Dans un contexte où tout conflit militaire prend instantanément un caractère à la fois global et local. La
complexité et la multiplicité d'enjeux interpénétrés fait de cette guerre au Mali une réelle menace de la paix mondiale.
Eteindre le feu, suppose à la fois une grande fermeté et une cohésion de la communauté internationale à exiger
d’abord la diplomatie, l’arrêt des opérations militaires et une maîtrise des savoirs et des connaissances sur les mondes arabe et musulman contemporains et une action économique solidaire visant
à permettre à ces pays de ne plus être pillés par les multinationales et de pouvoir vivre avec leur peuple de leurs propres ressources. Dans ces domaines, la France accuse depuis des années un
retard considérable, car prisonnière de conceptions impérialistes.

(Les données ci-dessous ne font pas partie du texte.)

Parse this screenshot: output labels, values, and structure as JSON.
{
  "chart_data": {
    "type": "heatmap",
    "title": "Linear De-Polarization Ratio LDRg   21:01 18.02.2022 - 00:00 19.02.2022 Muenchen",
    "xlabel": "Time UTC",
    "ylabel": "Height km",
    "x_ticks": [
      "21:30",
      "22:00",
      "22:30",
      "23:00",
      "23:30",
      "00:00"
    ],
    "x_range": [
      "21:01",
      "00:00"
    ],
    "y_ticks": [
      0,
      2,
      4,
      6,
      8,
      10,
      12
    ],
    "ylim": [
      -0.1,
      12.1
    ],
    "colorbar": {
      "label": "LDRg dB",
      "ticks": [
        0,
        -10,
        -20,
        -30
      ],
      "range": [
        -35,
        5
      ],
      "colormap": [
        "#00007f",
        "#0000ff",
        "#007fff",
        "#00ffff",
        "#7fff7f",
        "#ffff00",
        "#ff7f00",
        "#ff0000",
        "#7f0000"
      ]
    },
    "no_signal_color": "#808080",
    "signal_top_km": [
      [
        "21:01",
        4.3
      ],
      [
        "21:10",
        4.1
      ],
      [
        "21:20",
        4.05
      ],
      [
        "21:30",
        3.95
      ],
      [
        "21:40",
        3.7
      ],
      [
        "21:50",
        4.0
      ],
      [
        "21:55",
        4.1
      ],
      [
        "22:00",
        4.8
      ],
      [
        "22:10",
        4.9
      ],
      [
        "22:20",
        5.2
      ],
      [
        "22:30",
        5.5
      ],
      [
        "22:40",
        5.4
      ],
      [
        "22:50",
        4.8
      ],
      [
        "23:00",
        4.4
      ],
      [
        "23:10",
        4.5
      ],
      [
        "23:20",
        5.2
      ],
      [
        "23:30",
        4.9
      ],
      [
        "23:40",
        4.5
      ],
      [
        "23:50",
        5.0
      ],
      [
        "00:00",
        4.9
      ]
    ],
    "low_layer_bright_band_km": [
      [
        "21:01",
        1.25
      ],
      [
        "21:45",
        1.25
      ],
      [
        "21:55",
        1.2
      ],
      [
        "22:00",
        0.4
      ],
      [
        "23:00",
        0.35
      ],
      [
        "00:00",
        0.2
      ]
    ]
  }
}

Là où les Etats-Unis, nos partenaires européens, et désormais les pays d'Asie et même du Golfe ont investi
considérablement pour développer centres d'études et de recherches, enseignements, think tanks, ont su nouer de multiples partenariats avec les sociétés civiles du monde musulman, notre pays, qui
compte pourtant le plus grand nombre d'Arabes et de musulmans en Europe occidentale, est à la traîne.
Par exemple, l'Institut du Monde Arabe, paralysé par la politique politicienne et raciste de l'Hexagone, est
passé totalement à côté de la signification des mouvements arabes – alors que, dans le même temps, ont été élus dix députés de France au Parlement tunisien. A Sciences-Po, les études sur le monde
arabe, un fleuron de l'établissement pendant le dernier quart de siècle, ont été fermées en décembre 2010, le mois où Mohammed Bouazizi s'est immolé par le feu en Tunisie. C'est désormais de
l'autre côté de la Manche ou de l'Atlantique que beaucoup vont quérir le savoir que l'on venait autrefois du monde entier chercher à Paris.
Ce qui se joue au Mali n'est donc pas seulement qu’une affaire militaire, la guerre n’est que le moyen de
maintenir les vieilles dominations économiques des empires coloniaux, et l'on voit que, dans les jours qui ont suivi sa survenue, la guerre a déjà fait tâche d'huile dans un grand pays
voisin.
Cela demande la mise en œuvre d'une stratégie internationale et la maîtrise d'enjeux de société complexes –
c'est un défi de civilisation à l'heure de la mondialisation, de l'interpénétration des cultures et de la circulation accélérée des idéologies, des images et des vidéos, des hommes, des biens et
des armes à travers les frontières.
C’est une tâche considérable qui relève de l’ONU. Pour la mener à bien l’ONU doit en tout premier lieu rompre
impérativement avec le rapport de 2005 qui adaptait contre la paix, la stratégie de l’ONU aux thèses de Busch, le fameux choc des civilisations, pour revenir à des concepts plus en rapport avec
sa mission fondamentale qui est de garantir la sécurité et la paix, d’assurer l’intégrité et la souveraineté de chaque Etat de la planète et d’instaurer un nouvel ordre international fondé sur le
droit au développement de chacun avec des coopérations équilibrées et mutuellement avantageuses entre Etats.
Cela nécessite de lutter contre les dominations de toutes sortes, d’avoir des positions impartiales, de lutter
contre la misère et la pauvreté à l’échelle du globe, d’imprimer un vrai développement humain durable et de refuser de transférer l’exercice de son mandat militaire à qui que se soit et en
particulier à l’OTAN qui dans cet esprit doit être dissoute.
Le Conseil de Sécurité doit être dissous et ses missions doivent relever que de la seule Assemblée
Générale.
Depuis, les peuples arabes tentent de prendre la main, aidons les à conquérir leur propre développement dans le
respect de leurs choix économiques et sociaux, de leur souveraineté et bannissons une fois pour toute cet abus d’ingérence, qui broie le droit à la souveraineté, dont le Mali et le Sahel
constituent à la fois les victimes par excellence et le lieu d’un embrasement possible de l’Afrique et de la méditerranée.